ECLI:NL:RBBRE:2008:BG5814
Rechtbank Breda
- Eerste aanleg - enkelvoudig
- Rechtspraak.nl
Beroep tegen revisierente bij lijfrenteverzekering en proceskostenvergoeding
In deze zaak, behandeld door de Rechtbank Breda op 4 november 2008, gaat het om een geschil tussen belanghebbenden en de inspecteur van de Belastingdienst over de revisierente die in rekening is gebracht naar aanleiding van een lijfrenteuitkering die in 2004 door belanghebbenden is ontvangen. De inspecteur had op basis van een renseignement een revisierente van € 2.490 vastgesteld, maar belanghebbenden stelden dat de verzekering een voortzetting was van een pré-Brede Herwaarderingslijfrente, waardoor geen revisierente verschuldigd zou zijn. Tijdens de beroepsfase overhandigden belanghebbenden aanvullende stukken die hun standpunt ondersteunden, maar de inspecteur bleef bij zijn eerdere beslissing en wees het bezwaar af.
De rechtbank oordeelde dat het renseignement dat de inspecteur had ontvangen niet de mogelijkheid bood om te vermelden dat het om een pré-Brede Herwaarderingslijfrente ging. Dit werd de Belastingdienst aangerekend, aangezien de vorm waarin de verzekeringsmaatschappijen informatie aanleveren door de Belastingdienst zelf was bepaald. De rechtbank concludeerde dat de inspecteur onterecht van de aangifte was afgeweken en dat dit aan de inspecteur te wijten was. De rechtbank vond het ook relevant dat belanghebbenden de benodigde documenten eerder hadden kunnen overleggen, maar dit deed niets af aan de onrechtmatigheid van de inspecteur.

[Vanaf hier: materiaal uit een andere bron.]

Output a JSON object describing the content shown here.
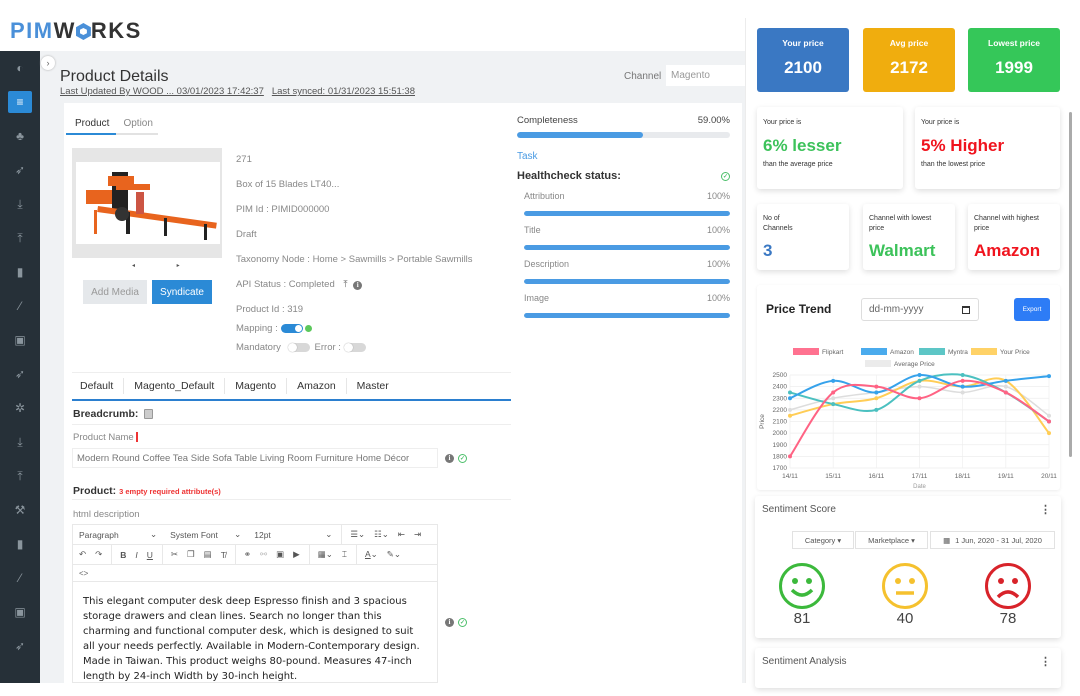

De rechtbank besloot de inspecteur te veroordelen in de proceskosten van belanghebbenden, die op € 483 werden vastgesteld. De uitspraak van de inspecteur op het bezwaar van belanghebbenden werd niet-ontvankelijk verklaard, en de rechtbank gelastte dat de Staat het door belanghebbenden betaalde griffierecht van € 39 vergoedde. De rechtbank benadrukte dat het aan belanghebbenden was om aan te tonen dat er bijzondere omstandigheden waren voor een integrale kostenvergoeding, maar dit was niet aangetoond. De uitspraak werd openbaar gemaakt op dezelfde dag, en partijen konden binnen zes weken hoger beroep instellen bij het gerechtshof te 's-Hertogenbosch.